Она последовала за ним и Евгений, тяжело вздыхая, попросил её присесть напротив.
- Послушай меня, Волкова - в последний раз я принимаю тебя на работу. Я всё понимаю, есть такое понятие, как жизненные обстоятельства. Но ни разу я не видел, чтобы человек устраивался на одно и то же место четыре раза. Если ты пришла работать, то работай. Как только освободится место технолога, перейдешь в цех. Если с умом к работе подойдешь, может и какую другую вакансию подберу. Девчонка ты смышленая, только ветренная. Но, надеюсь, что ты взрослеешь и набираешься ума. Знаешь, ты мне напоминаешь одну женщину...
- Какую?
- Сестра у меня есть троюродная. Правда, не знаю я сейчас где она живет, и вообще жива ли. Последний раз я видел её, когда мне было лет двадцать. Мы ровесниками были. Она тоже бегала с работы на работу, всё искала себя. А потом замуж вышла и уехала. Мы дальние родственники, поэтому связь потерялась. Как-то с годами стали общаться лишь с ближними родственниками, да и таких мало. Я вот весь в работе... Но вы вот даже чем-то похожа на неё. И внешне, и поведением. Всё себя ищешь. Но это молодость, а по молодости всё простительно. Главное, чтобы честно жить и работать, а не как мой сын... - Евгений поморщился, а Даша опустила глаза. Она знала о том, что случилось в Сергеем три года назад, как раз она второй раз устраивалась на работу в магазин.
- Я вам обещаю, что в этот раз я здесь надолго.

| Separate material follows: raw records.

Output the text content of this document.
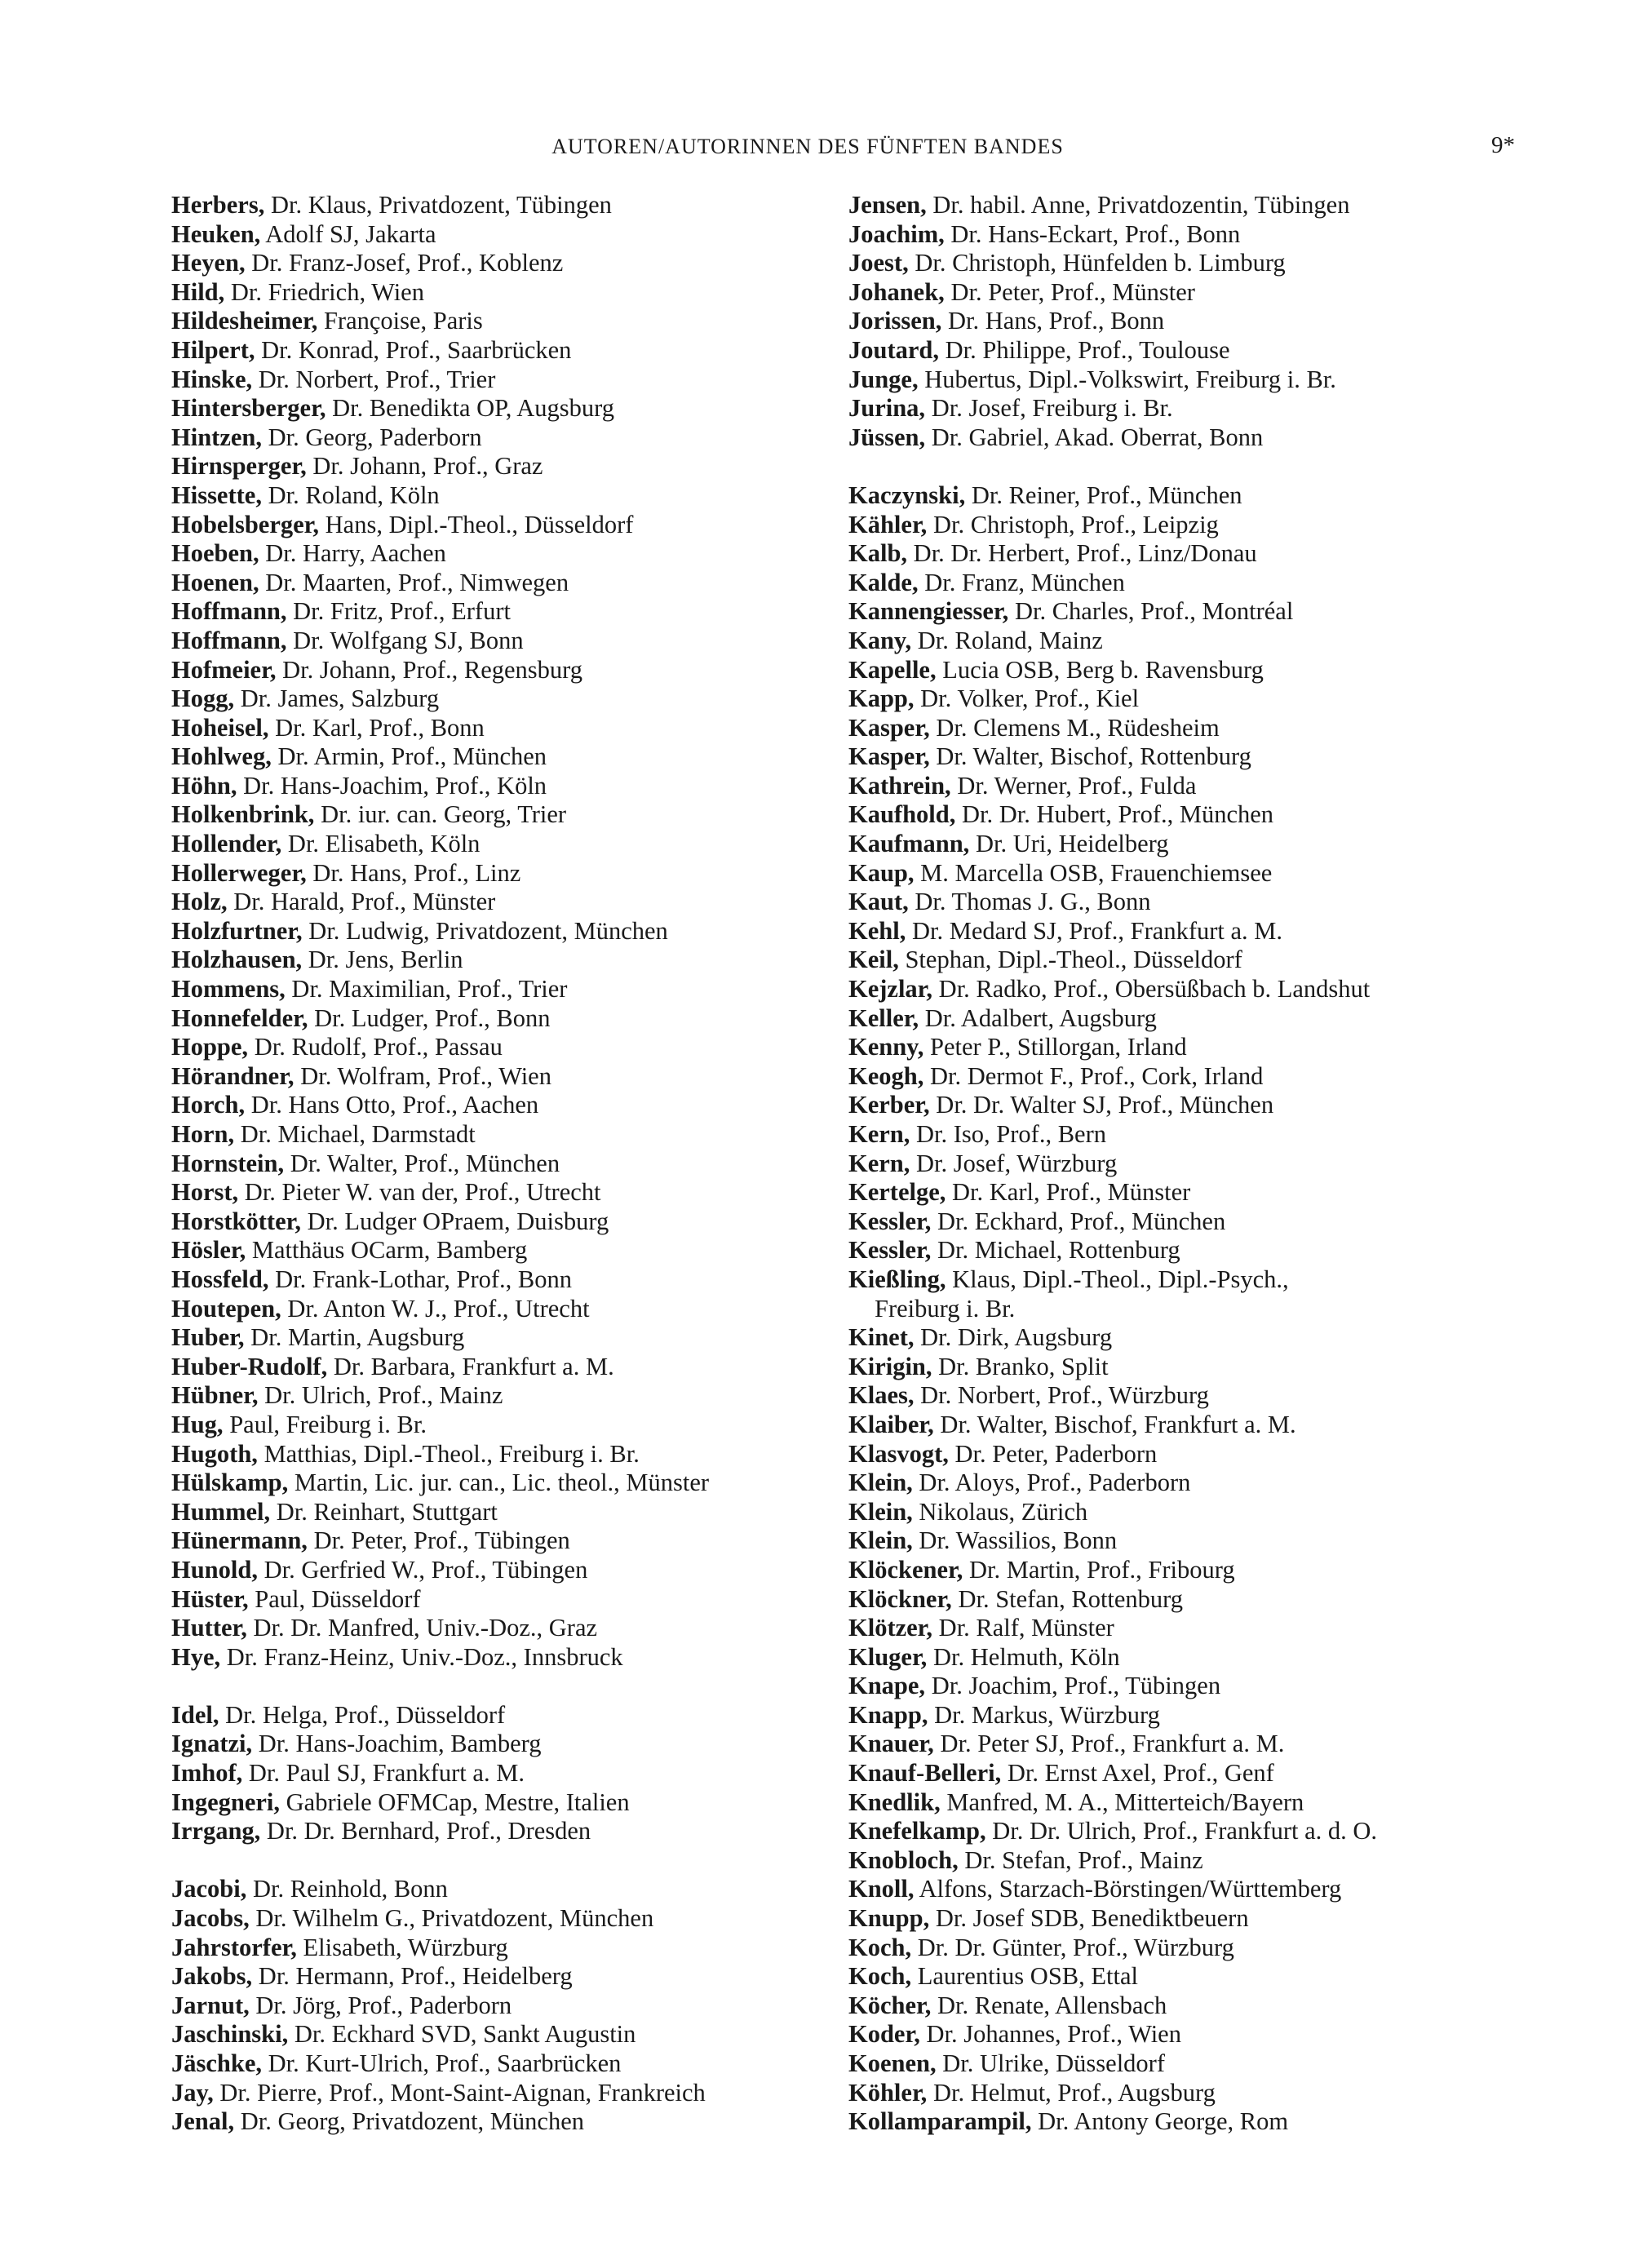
AUTOREN/AUTORINNEN DES FÜNFTEN BANDES	9*
Herbers, Dr. Klaus, Privatdozent, Tübingen
Heuken, Adolf SJ, Jakarta
Heyen, Dr. Franz-Josef, Prof., Koblenz
Hild, Dr. Friedrich, Wien
Hildesheimer, Françoise, Paris
Hilpert, Dr. Konrad, Prof., Saarbrücken
Hinske, Dr. Norbert, Prof., Trier
Hintersberger, Dr. Benedikta OP, Augsburg
Hintzen, Dr. Georg, Paderborn
Hirnsperger, Dr. Johann, Prof., Graz
Hissette, Dr. Roland, Köln
Hobelsberger, Hans, Dipl.-Theol., Düsseldorf
Hoeben, Dr. Harry, Aachen
Hoenen, Dr. Maarten, Prof., Nimwegen
Hoffmann, Dr. Fritz, Prof., Erfurt
Hoffmann, Dr. Wolfgang SJ, Bonn
Hofmeier, Dr. Johann, Prof., Regensburg
Hogg, Dr. James, Salzburg
Hoheisel, Dr. Karl, Prof., Bonn
Hohlweg, Dr. Armin, Prof., München
Höhn, Dr. Hans-Joachim, Prof., Köln
Holkenbrink, Dr. iur. can. Georg, Trier
Hollender, Dr. Elisabeth, Köln
Hollerweger, Dr. Hans, Prof., Linz
Holz, Dr. Harald, Prof., Münster
Holzfurtner, Dr. Ludwig, Privatdozent, München
Holzhausen, Dr. Jens, Berlin
Hommens, Dr. Maximilian, Prof., Trier
Honnefelder, Dr. Ludger, Prof., Bonn
Hoppe, Dr. Rudolf, Prof., Passau
Hörandner, Dr. Wolfram, Prof., Wien
Horch, Dr. Hans Otto, Prof., Aachen
Horn, Dr. Michael, Darmstadt
Hornstein, Dr. Walter, Prof., München
Horst, Dr. Pieter W. van der, Prof., Utrecht
Horstkötter, Dr. Ludger OPraem, Duisburg
Hösler, Matthäus OCarm, Bamberg
Hossfeld, Dr. Frank-Lothar, Prof., Bonn
Houtepen, Dr. Anton W. J., Prof., Utrecht
Huber, Dr. Martin, Augsburg
Huber-Rudolf, Dr. Barbara, Frankfurt a. M.
Hübner, Dr. Ulrich, Prof., Mainz
Hug, Paul, Freiburg i. Br.
Hugoth, Matthias, Dipl.-Theol., Freiburg i. Br.
Hülskamp, Martin, Lic. jur. can., Lic. theol., Münster
Hummel, Dr. Reinhart, Stuttgart
Hünermann, Dr. Peter, Prof., Tübingen
Hunold, Dr. Gerfried W., Prof., Tübingen
Hüster, Paul, Düsseldorf
Hutter, Dr. Dr. Manfred, Univ.-Doz., Graz
Hye, Dr. Franz-Heinz, Univ.-Doz., Innsbruck
Idel, Dr. Helga, Prof., Düsseldorf
Ignatzi, Dr. Hans-Joachim, Bamberg
Imhof, Dr. Paul SJ, Frankfurt a. M.
Ingegneri, Gabriele OFMCap, Mestre, Italien
Irrgang, Dr. Dr. Bernhard, Prof., Dresden
Jacobi, Dr. Reinhold, Bonn
Jacobs, Dr. Wilhelm G., Privatdozent, München
Jahrstorfer, Elisabeth, Würzburg
Jakobs, Dr. Hermann, Prof., Heidelberg
Jarnut, Dr. Jörg, Prof., Paderborn
Jaschinski, Dr. Eckhard SVD, Sankt Augustin
Jäschke, Dr. Kurt-Ulrich, Prof., Saarbrücken
Jay, Dr. Pierre, Prof., Mont-Saint-Aignan, Frankreich
Jenal, Dr. Georg, Privatdozent, München
Jensen, Dr. habil. Anne, Privatdozentin, Tübingen
Joachim, Dr. Hans-Eckart, Prof., Bonn
Joest, Dr. Christoph, Hünfelden b. Limburg
Johanek, Dr. Peter, Prof., Münster
Jorissen, Dr. Hans, Prof., Bonn
Joutard, Dr. Philippe, Prof., Toulouse
Junge, Hubertus, Dipl.-Volkswirt, Freiburg i. Br.
Jurina, Dr. Josef, Freiburg i. Br.
Jüssen, Dr. Gabriel, Akad. Oberrat, Bonn
Kaczynski, Dr. Reiner, Prof., München
Kähler, Dr. Christoph, Prof., Leipzig
Kalb, Dr. Dr. Herbert, Prof., Linz/Donau
Kalde, Dr. Franz, München
Kannengiesser, Dr. Charles, Prof., Montréal
Kany, Dr. Roland, Mainz
Kapelle, Lucia OSB, Berg b. Ravensburg
Kapp, Dr. Volker, Prof., Kiel
Kasper, Dr. Clemens M., Rüdesheim
Kasper, Dr. Walter, Bischof, Rottenburg
Kathrein, Dr. Werner, Prof., Fulda
Kaufhold, Dr. Dr. Hubert, Prof., München
Kaufmann, Dr. Uri, Heidelberg
Kaup, M. Marcella OSB, Frauenchiemsee
Kaut, Dr. Thomas J. G., Bonn
Kehl, Dr. Medard SJ, Prof., Frankfurt a. M.
Keil, Stephan, Dipl.-Theol., Düsseldorf
Kejzlar, Dr. Radko, Prof., Obersüßbach b. Landshut
Keller, Dr. Adalbert, Augsburg
Kenny, Peter P., Stillorgan, Irland
Keogh, Dr. Dermot F., Prof., Cork, Irland
Kerber, Dr. Dr. Walter SJ, Prof., München
Kern, Dr. Iso, Prof., Bern
Kern, Dr. Josef, Würzburg
Kertelge, Dr. Karl, Prof., Münster
Kessler, Dr. Eckhard, Prof., München
Kessler, Dr. Michael, Rottenburg
Kießling, Klaus, Dipl.-Theol., Dipl.-Psych.,
Freiburg i. Br.
Kinet, Dr. Dirk, Augsburg
Kirigin, Dr. Branko, Split
Klaes, Dr. Norbert, Prof., Würzburg
Klaiber, Dr. Walter, Bischof, Frankfurt a. M.
Klasvogt, Dr. Peter, Paderborn
Klein, Dr. Aloys, Prof., Paderborn
Klein, Nikolaus, Zürich
Klein, Dr. Wassilios, Bonn
Klöckener, Dr. Martin, Prof., Fribourg
Klöckner, Dr. Stefan, Rottenburg
Klötzer, Dr. Ralf, Münster
Kluger, Dr. Helmuth, Köln
Knape, Dr. Joachim, Prof., Tübingen
Knapp, Dr. Markus, Würzburg
Knauer, Dr. Peter SJ, Prof., Frankfurt a. M.
Knauf-Belleri, Dr. Ernst Axel, Prof., Genf
Knedlik, Manfred, M. A., Mitterteich/Bayern
Knefelkamp, Dr. Dr. Ulrich, Prof., Frankfurt a. d. O.
Knobloch, Dr. Stefan, Prof., Mainz
Knoll, Alfons, Starzach-Börstingen/Württemberg
Knupp, Dr. Josef SDB, Benediktbeuern
Koch, Dr. Dr. Günter, Prof., Würzburg
Koch, Laurentius OSB, Ettal
Köcher, Dr. Renate, Allensbach
Koder, Dr. Johannes, Prof., Wien
Koenen, Dr. Ulrike, Düsseldorf
Köhler, Dr. Helmut, Prof., Augsburg
Kollamparampil, Dr. Antony George, Rom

- Дай-то Бог. И еще, Дашка, завязывай уже на этой колымаге ездить. Аж уши режет от звука мотора. Кабы беды не произошло с тобой.
- А на чем же мне ездить? Маршрутки через раз ходят, а тут чувство свободы...Вот накоплю себе на машину и тогда продам мотоцикл. Хотя кто его купит, поизносился же он. - Даша улыбнулась.
Евгений Иванович вздохнул тяжело. Разве свои мозги вставишь?
****
Через три недели Евгений Иванович велел утреннюю партию хлеба бесплатно людям отпускать.
- А зачем? - спросила Даша.
- Пусть люди поминают отца моего, Ивана Федоровича. Давненько он умер, двадцать лет уж прошло, но каждый год я его поминаю. Хорошим был человеком.
- Царствие Небесное, - произнесла девушка и пошла расставлять хлеб на стеллаже. - Евгений Иванович, а можно тогда я оплачу дневную партию хлеба? Сегодня по маме сорок дней.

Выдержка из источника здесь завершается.